Korean Influencers Expose The Disturbing Parallels Between Palestine And Korea

They offered multiple parallels.

The ongoing violence in Palestine, which has resulted in colossal loss of civilian lives, has drawn concerns and condemnation from across the globe. Human rights experts have called the Israeli aggression against Palestinians “mass ethnic cleansing,” citing the large death toll and alarming rate of displacement. Like many nations, a significant part of the South Korean population has voiced their support for the Palestinian people and has called for its liberation. While this support is based mainly on humanitarian grounds, there are a few additional facts that make Koreans uniquely empathetic to the Palestinian plight.

First is the striking parallel between the first “Nakba” of 1948 and the Jeju Uprising of the same year. The 1948 “Nakba” was the mass displacement and dispossession of an estimated 7,60,000 Palestinians from their homes as Zionist militias destroyed and erased nearly 500 Palestinian villages. The incident, which is considered ethnic cleansing by scholars like Ilan Pappé, led to the creation of the state of Israel. It was during this same period that Korea gained its independence from Imperial Japan and was arbitrarily separated into North and South Korea. This division along the 38th parallel led to a massacre that, as one TikTok creator, Anna Kook, succinctly pointed out, “the US has not admitted or apologized for” to this day.

After the Korean peninsula was partitioned, thousands of Koreans on Jeju Island refused to accept the decision, especially after fighting long and hard for their country’s liberation. Protests broke out all over the island, but the movement was brutally suppressed under US military supervision. Over six years, more than 30,000 people were killed in Jeju. It essentially wiped out 10% of the island’s population. It’s remembered as the “April 3rd massacre” in South Korea.

The US claimed that these “rebels” were communists and they were simply trying to stop a communist insurgency in the South. But Koreans still carry immense trauma from the massacre and continue to fight for an apology.

Writer and translator Anton Hur, who worked on BTS‘s memoir Beyond The Story, acknowledged Anna Kook’s video, citing that Han Kang’s book We Do Not Part deals with the same subject matter, which is otherwise not talked about enough in South Korea today.

Just as the Imperial British Government arbitrarily dissected the Palestinian territory, leading to a partition plan adopted by the United Nations at the end of the British Mandate in the region, South Korea, too, was arbitrarily divided by the United States at the 38th parallel border in 1948. The military enforcement of these borders in both regions created dire consequences that brought about colossal suffering for both Koreans and Palestinians for over 70 years.

Another equivalence that Koreans have traced between themselves and Palestinians is the emotional exhaustion of their pain being denied. Youngmi Mayer, another Korean TikTok creator, posted a video saying that both groups know “what it feels like to have an oppressor who acts like the f*cking victim all the time.”

Mayer’s video was actually in response to another Japanese creator, who talked about how she found parallels between herself, a profoundly patriotic Japanese person who was oblivious about Imperial Japan’s colonial past for a long time, and people in Israel.
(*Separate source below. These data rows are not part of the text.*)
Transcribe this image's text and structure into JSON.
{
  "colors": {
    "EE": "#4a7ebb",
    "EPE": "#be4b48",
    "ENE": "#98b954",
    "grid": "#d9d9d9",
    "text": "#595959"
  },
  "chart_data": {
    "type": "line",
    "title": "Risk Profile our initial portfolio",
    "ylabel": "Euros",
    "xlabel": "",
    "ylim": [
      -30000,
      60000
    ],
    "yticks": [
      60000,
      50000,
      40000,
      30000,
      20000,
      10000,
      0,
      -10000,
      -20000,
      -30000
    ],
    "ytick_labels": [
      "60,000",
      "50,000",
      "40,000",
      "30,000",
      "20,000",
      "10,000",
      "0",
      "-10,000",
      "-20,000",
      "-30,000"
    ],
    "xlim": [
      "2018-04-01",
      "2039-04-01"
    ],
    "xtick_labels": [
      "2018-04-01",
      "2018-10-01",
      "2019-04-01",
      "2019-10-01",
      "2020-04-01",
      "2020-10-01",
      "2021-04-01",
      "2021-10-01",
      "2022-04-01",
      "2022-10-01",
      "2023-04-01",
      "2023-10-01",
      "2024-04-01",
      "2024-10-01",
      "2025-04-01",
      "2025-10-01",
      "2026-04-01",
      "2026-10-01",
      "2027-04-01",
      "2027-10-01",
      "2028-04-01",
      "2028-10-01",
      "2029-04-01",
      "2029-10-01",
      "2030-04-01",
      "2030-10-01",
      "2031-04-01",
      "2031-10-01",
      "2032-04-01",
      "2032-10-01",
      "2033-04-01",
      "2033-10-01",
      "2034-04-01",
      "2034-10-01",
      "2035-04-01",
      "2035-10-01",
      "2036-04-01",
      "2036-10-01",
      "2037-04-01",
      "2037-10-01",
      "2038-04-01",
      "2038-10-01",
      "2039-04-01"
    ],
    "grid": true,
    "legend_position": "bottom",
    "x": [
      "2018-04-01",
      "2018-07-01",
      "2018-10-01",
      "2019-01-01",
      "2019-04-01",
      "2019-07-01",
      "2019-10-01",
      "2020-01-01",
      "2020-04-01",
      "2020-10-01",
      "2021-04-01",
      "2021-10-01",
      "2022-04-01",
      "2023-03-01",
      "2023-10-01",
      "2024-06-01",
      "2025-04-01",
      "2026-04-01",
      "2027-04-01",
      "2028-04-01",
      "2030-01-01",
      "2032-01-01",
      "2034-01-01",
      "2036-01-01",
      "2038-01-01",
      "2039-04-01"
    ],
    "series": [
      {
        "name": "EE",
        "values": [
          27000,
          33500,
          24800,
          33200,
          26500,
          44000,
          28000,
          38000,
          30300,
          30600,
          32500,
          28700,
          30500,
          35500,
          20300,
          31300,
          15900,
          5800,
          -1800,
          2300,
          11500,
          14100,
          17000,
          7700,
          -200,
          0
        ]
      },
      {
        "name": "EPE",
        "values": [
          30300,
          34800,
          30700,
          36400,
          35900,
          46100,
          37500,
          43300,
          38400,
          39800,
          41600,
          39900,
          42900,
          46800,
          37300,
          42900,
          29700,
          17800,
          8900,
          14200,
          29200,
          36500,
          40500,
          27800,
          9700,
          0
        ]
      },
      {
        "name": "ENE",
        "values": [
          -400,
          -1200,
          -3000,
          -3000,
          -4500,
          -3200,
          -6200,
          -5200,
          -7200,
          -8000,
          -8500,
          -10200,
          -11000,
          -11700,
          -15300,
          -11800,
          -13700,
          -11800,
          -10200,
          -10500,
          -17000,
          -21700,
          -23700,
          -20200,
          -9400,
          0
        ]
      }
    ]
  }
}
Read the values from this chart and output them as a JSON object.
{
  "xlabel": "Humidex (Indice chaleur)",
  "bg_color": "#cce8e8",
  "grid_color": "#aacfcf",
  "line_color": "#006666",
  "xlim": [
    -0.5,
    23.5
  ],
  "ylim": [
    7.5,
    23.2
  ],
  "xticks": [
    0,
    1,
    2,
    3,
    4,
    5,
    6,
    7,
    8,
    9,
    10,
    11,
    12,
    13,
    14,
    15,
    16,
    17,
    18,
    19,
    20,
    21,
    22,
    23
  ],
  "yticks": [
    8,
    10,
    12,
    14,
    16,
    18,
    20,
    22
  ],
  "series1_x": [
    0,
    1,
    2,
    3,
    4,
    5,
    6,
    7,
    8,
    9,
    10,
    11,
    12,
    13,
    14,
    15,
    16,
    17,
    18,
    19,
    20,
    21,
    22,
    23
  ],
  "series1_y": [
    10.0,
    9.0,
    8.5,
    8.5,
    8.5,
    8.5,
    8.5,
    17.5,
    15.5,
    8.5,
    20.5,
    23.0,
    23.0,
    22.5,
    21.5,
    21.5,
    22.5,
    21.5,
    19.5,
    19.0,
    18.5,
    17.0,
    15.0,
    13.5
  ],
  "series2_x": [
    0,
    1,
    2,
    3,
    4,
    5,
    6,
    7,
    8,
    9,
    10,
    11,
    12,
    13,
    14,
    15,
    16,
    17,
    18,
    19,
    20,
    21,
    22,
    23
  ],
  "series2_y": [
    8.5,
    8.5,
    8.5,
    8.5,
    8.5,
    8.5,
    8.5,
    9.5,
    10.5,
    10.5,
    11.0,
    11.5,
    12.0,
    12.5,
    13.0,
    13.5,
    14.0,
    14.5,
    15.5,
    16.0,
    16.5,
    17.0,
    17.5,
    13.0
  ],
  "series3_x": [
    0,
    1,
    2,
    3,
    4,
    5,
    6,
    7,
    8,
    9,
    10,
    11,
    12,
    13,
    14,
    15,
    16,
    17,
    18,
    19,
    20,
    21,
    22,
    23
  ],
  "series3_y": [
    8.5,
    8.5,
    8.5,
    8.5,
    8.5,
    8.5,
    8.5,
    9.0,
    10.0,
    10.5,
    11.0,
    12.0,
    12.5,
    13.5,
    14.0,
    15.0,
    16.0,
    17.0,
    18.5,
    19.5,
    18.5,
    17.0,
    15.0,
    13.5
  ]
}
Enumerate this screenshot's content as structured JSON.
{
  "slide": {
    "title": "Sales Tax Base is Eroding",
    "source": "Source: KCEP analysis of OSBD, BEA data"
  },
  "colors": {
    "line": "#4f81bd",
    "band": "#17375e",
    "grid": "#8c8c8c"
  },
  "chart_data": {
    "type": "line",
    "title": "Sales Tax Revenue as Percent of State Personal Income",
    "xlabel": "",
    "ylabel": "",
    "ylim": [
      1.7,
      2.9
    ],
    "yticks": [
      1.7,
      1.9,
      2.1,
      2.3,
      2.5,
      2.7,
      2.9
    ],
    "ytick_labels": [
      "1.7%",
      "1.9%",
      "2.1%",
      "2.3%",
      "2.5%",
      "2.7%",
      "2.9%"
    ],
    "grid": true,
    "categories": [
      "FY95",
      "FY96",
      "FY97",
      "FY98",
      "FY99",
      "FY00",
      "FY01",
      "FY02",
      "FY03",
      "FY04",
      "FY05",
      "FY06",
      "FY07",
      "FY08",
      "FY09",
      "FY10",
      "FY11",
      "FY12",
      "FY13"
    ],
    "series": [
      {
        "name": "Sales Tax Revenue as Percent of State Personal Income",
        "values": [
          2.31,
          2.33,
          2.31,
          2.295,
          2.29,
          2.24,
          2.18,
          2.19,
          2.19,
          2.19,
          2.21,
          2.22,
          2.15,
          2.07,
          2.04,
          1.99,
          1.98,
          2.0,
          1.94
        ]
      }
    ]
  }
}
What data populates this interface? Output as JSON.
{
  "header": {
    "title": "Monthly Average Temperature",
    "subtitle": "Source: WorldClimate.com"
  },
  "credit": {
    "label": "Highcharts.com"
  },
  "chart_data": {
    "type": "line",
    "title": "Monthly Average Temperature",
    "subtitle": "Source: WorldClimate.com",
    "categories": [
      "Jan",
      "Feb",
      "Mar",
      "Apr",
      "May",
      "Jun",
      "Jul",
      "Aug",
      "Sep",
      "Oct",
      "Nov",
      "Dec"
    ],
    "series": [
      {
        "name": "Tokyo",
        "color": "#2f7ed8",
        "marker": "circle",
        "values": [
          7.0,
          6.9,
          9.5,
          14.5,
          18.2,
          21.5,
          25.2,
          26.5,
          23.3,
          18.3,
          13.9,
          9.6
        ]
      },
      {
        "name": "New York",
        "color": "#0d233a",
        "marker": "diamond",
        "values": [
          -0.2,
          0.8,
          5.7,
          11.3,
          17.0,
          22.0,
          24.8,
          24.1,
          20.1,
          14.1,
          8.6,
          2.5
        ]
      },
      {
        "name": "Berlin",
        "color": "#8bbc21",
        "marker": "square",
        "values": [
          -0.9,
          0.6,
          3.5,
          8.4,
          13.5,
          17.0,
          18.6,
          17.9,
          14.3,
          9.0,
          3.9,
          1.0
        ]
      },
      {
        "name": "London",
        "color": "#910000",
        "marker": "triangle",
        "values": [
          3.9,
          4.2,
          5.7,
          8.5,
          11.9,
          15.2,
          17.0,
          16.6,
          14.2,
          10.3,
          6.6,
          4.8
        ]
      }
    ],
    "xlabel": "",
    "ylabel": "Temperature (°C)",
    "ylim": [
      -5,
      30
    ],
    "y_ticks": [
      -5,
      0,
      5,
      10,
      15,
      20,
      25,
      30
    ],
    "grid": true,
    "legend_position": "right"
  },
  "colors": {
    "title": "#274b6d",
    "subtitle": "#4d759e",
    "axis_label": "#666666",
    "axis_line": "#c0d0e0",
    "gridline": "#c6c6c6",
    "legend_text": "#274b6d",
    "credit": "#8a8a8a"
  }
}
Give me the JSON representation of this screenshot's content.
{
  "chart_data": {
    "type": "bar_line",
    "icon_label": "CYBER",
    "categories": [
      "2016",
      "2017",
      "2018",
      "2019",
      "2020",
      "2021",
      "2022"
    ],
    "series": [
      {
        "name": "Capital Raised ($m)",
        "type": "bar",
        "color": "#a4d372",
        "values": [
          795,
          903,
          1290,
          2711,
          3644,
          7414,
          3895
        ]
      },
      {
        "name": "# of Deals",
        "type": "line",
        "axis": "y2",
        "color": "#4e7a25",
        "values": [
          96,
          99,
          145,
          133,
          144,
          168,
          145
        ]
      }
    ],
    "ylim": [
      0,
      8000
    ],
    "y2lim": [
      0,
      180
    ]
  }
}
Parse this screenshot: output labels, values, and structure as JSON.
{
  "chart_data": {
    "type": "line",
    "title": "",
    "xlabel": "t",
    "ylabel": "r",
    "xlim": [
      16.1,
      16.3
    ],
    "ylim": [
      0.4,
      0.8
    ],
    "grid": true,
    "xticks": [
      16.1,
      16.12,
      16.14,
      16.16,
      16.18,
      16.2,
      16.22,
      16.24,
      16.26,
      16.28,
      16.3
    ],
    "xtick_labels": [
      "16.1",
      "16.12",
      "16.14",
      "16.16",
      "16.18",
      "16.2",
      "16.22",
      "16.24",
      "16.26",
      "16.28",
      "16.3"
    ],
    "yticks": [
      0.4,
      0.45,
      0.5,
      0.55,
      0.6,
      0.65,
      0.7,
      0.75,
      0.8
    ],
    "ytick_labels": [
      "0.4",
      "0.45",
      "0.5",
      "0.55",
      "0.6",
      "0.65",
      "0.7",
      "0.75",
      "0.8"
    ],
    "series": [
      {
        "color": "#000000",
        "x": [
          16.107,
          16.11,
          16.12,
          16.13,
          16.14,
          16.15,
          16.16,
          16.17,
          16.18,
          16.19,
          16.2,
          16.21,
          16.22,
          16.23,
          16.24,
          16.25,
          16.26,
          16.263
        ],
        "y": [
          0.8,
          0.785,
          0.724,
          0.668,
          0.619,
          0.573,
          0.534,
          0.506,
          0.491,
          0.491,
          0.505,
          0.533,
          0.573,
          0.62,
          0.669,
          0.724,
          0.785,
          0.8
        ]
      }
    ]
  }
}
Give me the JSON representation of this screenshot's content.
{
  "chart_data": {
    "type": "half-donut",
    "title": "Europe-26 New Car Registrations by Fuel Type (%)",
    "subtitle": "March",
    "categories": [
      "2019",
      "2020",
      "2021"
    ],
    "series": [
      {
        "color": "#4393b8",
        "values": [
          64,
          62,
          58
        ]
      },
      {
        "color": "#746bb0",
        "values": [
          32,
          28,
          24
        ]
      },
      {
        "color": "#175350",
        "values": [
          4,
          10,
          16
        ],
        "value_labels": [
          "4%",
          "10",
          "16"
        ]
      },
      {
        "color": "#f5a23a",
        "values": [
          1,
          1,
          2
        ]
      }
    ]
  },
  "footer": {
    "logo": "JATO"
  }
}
Mayer said she was happy that a Japanese person started the discourse because “it’s their responsibility.”

She pointed out how public image building has almost absolved Japan of its colonial past, but Koreans still can’t mourn their dead without being criticized. The dehumanization of the entire Korean population carries on beyond the lifespan of Imperial Japan, but the government still refuses to acknowledge the country’s past crimes.

Mayer also pointed out that while Japan is considered to be a victim by most, including the creator she was responding to, for the Hiroshima and Nagasaki bombings, thousands of Koreans lost their lives in those bombings, too. She acknowledges that the death of Japanese civilians was also unfortunate; the tragedy of the Korean victims was that they were taken to Japan mostly forcibly as enslaved people.

The creator says that even if Japanese or Israeli people gather up the courage to criticize their authorities’ actions, “it’s too late” for victims like Koreans and Palestinians.

However, Mayer said that this acknowledgment of guilt is the only way forward for cultures that were or are engaged in an oppressor-oppressed dynamic to achieve peace.

While South Korean citizens continue to show solidarity with Palestinians, the country voted in favor of an immediate ceasefire and release of all hostages at the United Nations General Assembly on December 13, along with 152 other countries.